Yes, "US tax collectors" would include the IRS and the tax collection departments of the various states. The IRS today gets information about how much interest the bank paid you for the balance held in your various accounts. It doesn't generally get information about how much money went into and out of your account though it will get notified if you make a suspicious transaction (walking in to the bank with more than $10,000 in cash in one or more transactions over a short period of time for example). Other than those suspicious activity reports, the vast majority of the information the IRS has about a taxpayer is the information that is found on the tax forms businesses send to the taxpayer (W2's, 1099's, K-1's, etc.) Of course, if the IRS is investigating you for committing a criminal offense, they can subpoena additional information from your bank. But they aren't sent that information proactively to determine who to consider investigating.

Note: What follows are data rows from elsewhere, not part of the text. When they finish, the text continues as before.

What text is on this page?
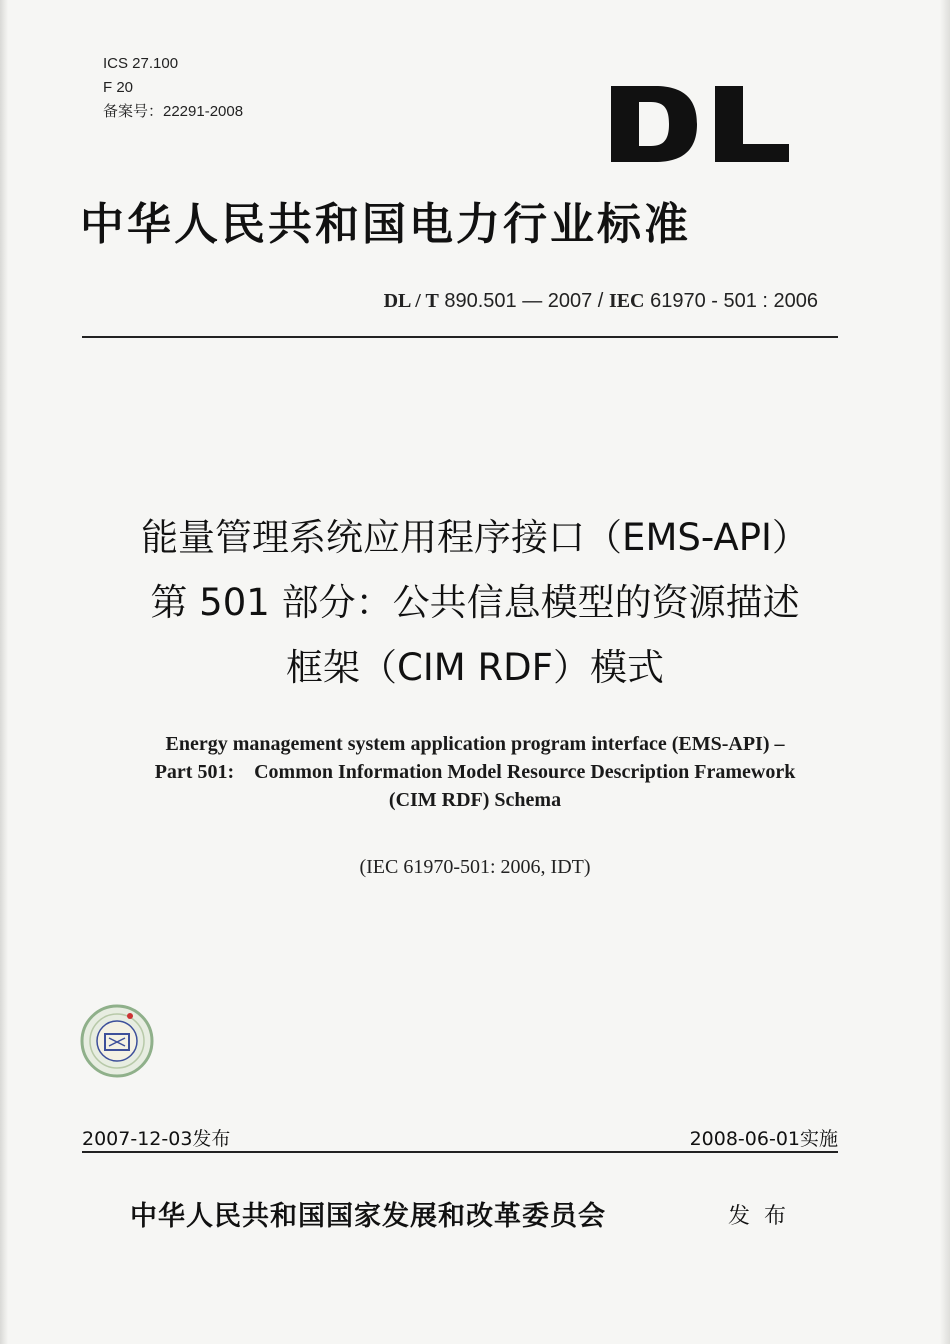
ICS 27.100
F 20
备案号：22291-2008
中华人民共和国电力行业标准
DL / T 890.501 — 2007 / IEC 61970 - 501 : 2006
能量管理系统应用程序接口（EMS-API）
第 501 部分：公共信息模型的资源描述
框架（CIM RDF）模式
Energy management system application program interface (EMS-API) –
Part 501:    Common Information Model Resource Description Framework
(CIM RDF) Schema
(IEC 61970-501: 2006, IDT)
2007-12-03发布	2008-06-01实施
中华人民共和国国家发展和改革委员会	发布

It's just a proposal so the exact contours are rather nebulous (and there are undoubtedly multiple versions of the proposal circulating around). Broadly, though, it appears to be suggesting that the 1099's that banks send customers to report their accumulated interest be expanded to include a few additional numbers-- total inflows and total outflows broken down by cash, flow to other accounts owned by the taxpayer, and flow to foreign accounts. Currently, the proposal would add these total amounts for any account whose balance exceeds $600 at any point during the year (I'm guessing it's not coincidental that they chose the same cut-off that businesses use to determine whether to issue a 1099 though I don't see why) but the Arizona Republic suggests they might increase that limit to something more like $10,000 to exclude low value accounts.
If the proposal passes, the intention would be to alert the IRS that, say, John Doe is reporting $40,000 in total income but John Doe's checking account saw $20,000 in cash deposits over the course of the year and a total inflow and outflow of $80,000. That might cause the IRS to audit Mr. Doe to see if he's working another job under the table or otherwise underreporting his income.
Whether this is positive overall is, of course, a political question. It would undoubtedly cause tax collections to increase when the IRS is able to detect the John Doe's of the world. Proponents suggest that it will be targeting the very rich who are failing to report large chunks of income to the IRS.
Personally, I'm pessimistic. My wager is that the very rich are largely sheltering their income entirely legally (making money through capital gains rather than income, getting non-taxable loans against their investments rather than selling those investments and realizing the gains, etc.) rather than getting paid under the table. Auditing the very rich who can afford very good lawyers and accountants that keep great records is costly and time consuming. On the other hand, auditing the various dishwashers, waitresses, nannies, and mechanics of the world who do a little off-the-books work or who might underreport some tips is pretty easy. They're not going to bring tax attorneys with them that are quoting tax court decisions about why Richy Rich's honey farm qualifies for some special tax-free status. They're going to either not contest the IRS's suggestion that they owe some additional taxes or they're going to come to the audit and roll over when the auditor says they owe a few hundred bucks. And knowing that the IRS is going to get that information, plenty of these working class folks are going to decide to avoid banks (partially or completely) which is unlikely to help them in the long term.